For MSB set bit in C we will set that bit in A and for all the other set bit in C, we will make that bit set in B. So that A and B are close to each other and product maximises.

Let’s see one such example.
C = 13 , Binary representation : 1101.

When iterating from right to left in binary of C, we get first MSB set in C, so we will set that in A. Following bit is also set but now onwards whenever set bit is present in C, we will set that bit in B to make them both closer. So, 2nd and 4th bit (from right side) in C is set and likewise we should set in B. Now the 3rd bit is unset in C, so we will set that bit in both A and B to yield maximum number itself.

After this logic, we have A as 1010 in binary (10 in decimal) and B as 0111 in binary (7 in decimal).

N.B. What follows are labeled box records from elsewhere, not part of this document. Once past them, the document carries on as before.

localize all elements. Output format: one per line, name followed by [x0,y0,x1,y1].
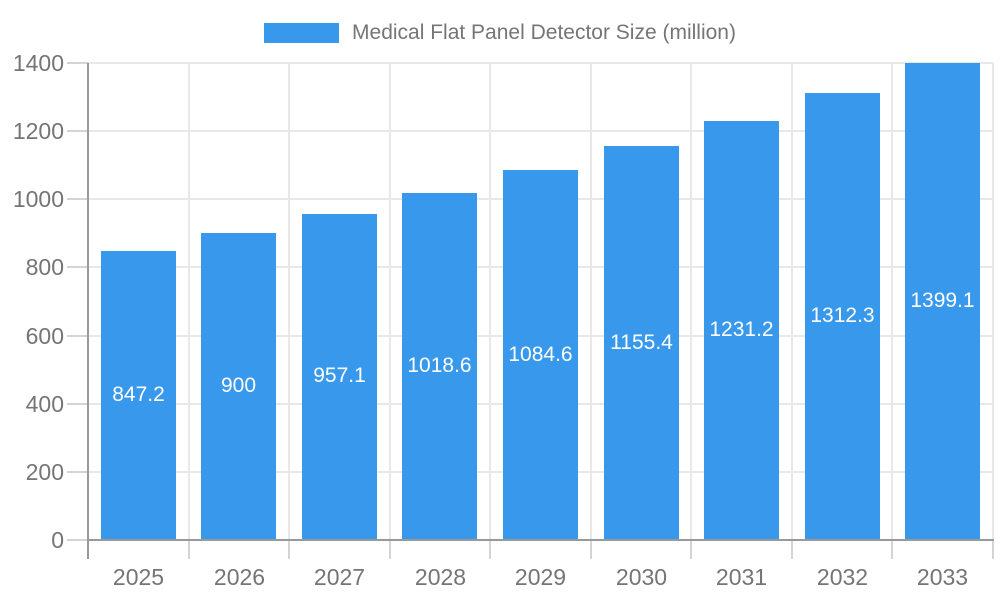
bar-value-label: 957.1 [313,364,366,387]
legend-label: Medical Flat Panel Detector Size (millio… [352,21,736,44]
y-axis-tick-label: 1400 [12,50,64,76]
y-tick [67,198,88,200]
y-tick [67,62,88,64]
x-axis-tick-label: 2030 [615,564,668,590]
y-gridline [88,62,993,64]
x-axis-line [87,539,994,541]
y-axis-tick-label: 400 [25,391,64,417]
y-axis-line [87,63,89,559]
legend: Medical Flat Panel Detector Size (millio… [0,20,1000,46]
bar-value-label: 847.2 [112,383,165,406]
bar-value-label: 1084.6 [508,343,573,366]
x-gridline [389,63,391,540]
y-axis-tick-label: 600 [25,323,64,349]
x-axis-tick-label: 2028 [414,564,467,590]
y-tick [67,266,88,268]
y-axis-tick-label: 0 [51,527,64,553]
x-axis-tick-label: 2029 [514,564,567,590]
x-tick [690,540,692,559]
y-tick [67,130,88,132]
y-axis-tick-label: 1000 [12,186,64,212]
y-tick [67,539,88,541]
x-axis-tick-label: 2033 [916,564,969,590]
bar-value-label: 900 [220,374,257,397]
bar-value-label: 1312.3 [810,304,875,327]
x-tick [891,540,893,559]
bar-2031 [704,121,779,539]
x-axis-tick-label: 2032 [816,564,869,590]
bar-2026 [201,233,276,539]
bar-2032 [805,93,880,539]
x-gridline [188,63,190,540]
bar-2028 [402,193,477,539]
legend-item[interactable]: Medical Flat Panel Detector Size (millio… [264,21,736,45]
y-axis-tick-label: 1200 [12,118,64,144]
x-axis-tick-label: 2026 [213,564,266,590]
bar-value-label: 1155.4 [610,331,673,354]
x-tick [389,540,391,559]
x-tick [188,540,190,559]
x-axis-tick-label: 2027 [313,564,366,590]
x-tick [590,540,592,559]
x-gridline [489,63,491,540]
bar-2027 [302,214,377,539]
bar-value-label: 1018.6 [407,354,472,377]
bar-2033 [905,63,980,539]
x-gridline [891,63,893,540]
bar-2030 [604,146,679,539]
bar-value-label: 1231.2 [709,318,774,341]
bar-2025 [101,251,176,539]
x-gridline [791,63,793,540]
x-gridline [992,63,994,540]
y-gridline [88,130,993,132]
x-tick [288,540,290,559]
y-axis-tick-label: 800 [25,254,64,280]
x-tick [992,540,994,559]
x-tick [791,540,793,559]
bar-value-label: 1399.1 [910,289,975,312]
y-tick [67,403,88,405]
x-gridline [288,63,290,540]
x-tick [489,540,491,559]
x-gridline [590,63,592,540]
y-tick [67,335,88,337]
x-axis-tick-label: 2025 [112,564,165,590]
x-axis-tick-label: 2031 [715,564,768,590]
y-axis-tick-label: 200 [25,459,64,485]
bar-2029 [503,170,578,539]
x-gridline [690,63,692,540]
y-tick [67,471,88,473]
legend-swatch-icon [264,23,340,43]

And the maximum product will have to be 70.

Also note that the lengths of A and B in their binary representation should be equal of that of C. So no other pair of A and B yields maximum product while satisfying this condition too.

# SOLUTIONS:

Setter's Solution
#include<bits/stdc++.h>
#include<climits>

using namespace std;

#define debug(x,y) cout<<(#x)<<" " <<(#y)<<" is " << (x) <<" "<< (y) << endl
#define watch(x) cout<<(#x)<<" is " << (x) << endl
#define fast ios_base::sync_with_stdio(false)
#define fie(i,a,b) for(i=a;i<b;i++)
#define MOD 1000000007
#define mod 998244353
#define PB push_back
#define EB emplace_back
#define MP make_pair
#define FI first
#define SE second
#define ll long long
#define lld long long int
#define ALL(x) (x).begin(),(x).end()

typedef vector<lld> vi;
typedef vector<vector<lld>> vii;
typedef vector<string> vs;
typedef vector<bool> vb;
typedef vector<pair<lld, lld>> vpi;
typedef long long LL;

string convert(lld n) {
string s = "";
while (n > 0) {
if (n % 2 == 1) s = "1" + s;
else s = "0" + s;
n /= 2;
}
return s;
}

lld convertBack(string s) {
lld n = 0 , p = 1;
for (lld i = s.length() - 1; i >= 0; i--) {
n += ((s[i] - '0') * p);
p *= 2;
}
return n;
}

int main() {
fast;
cin.tie(0);
#ifndef ONLINE_JUDGE
freopen("input.txt", "r", stdin);
freopen("output.txt", "w" , stdout);
#endif
lld t, n, i;
cin >> t;
while (t-- > 0) {
//converting number to binary
cin >> n;
string s = convert(n);
string a = "" , b = "";
bool first = false;
//greedy approach mentioned in editorial
//brief explanation again here :
//if ith bit is 0 in original number then, ith bit in A & B should be 1 to maximise product.
//if ith bit is 1 in original number then the MSB of C should be set in A and all the other set bit in C should be set in B.
//So that both the numbers A & B are close to each other in their magnitude which results in maximum product.
for (i = 0; i < s.length(); i++) {
if (s[i] == '0') {
a += "1";
b += "1";
}
else {
if (first) {
a += "0";
b += "1";
}
else {
a += "1";
b += "0";
first = true;
}
}
}
//convert back from binary representation to their respective numbers.
lld n1 = convertBack(a);
lld n2 = convertBack(b);
cout << n1*n2 << endl;
}
}

Tester's Solution
8 Likes

Can someone please explain how does the given method ensures that A and B are close to each other?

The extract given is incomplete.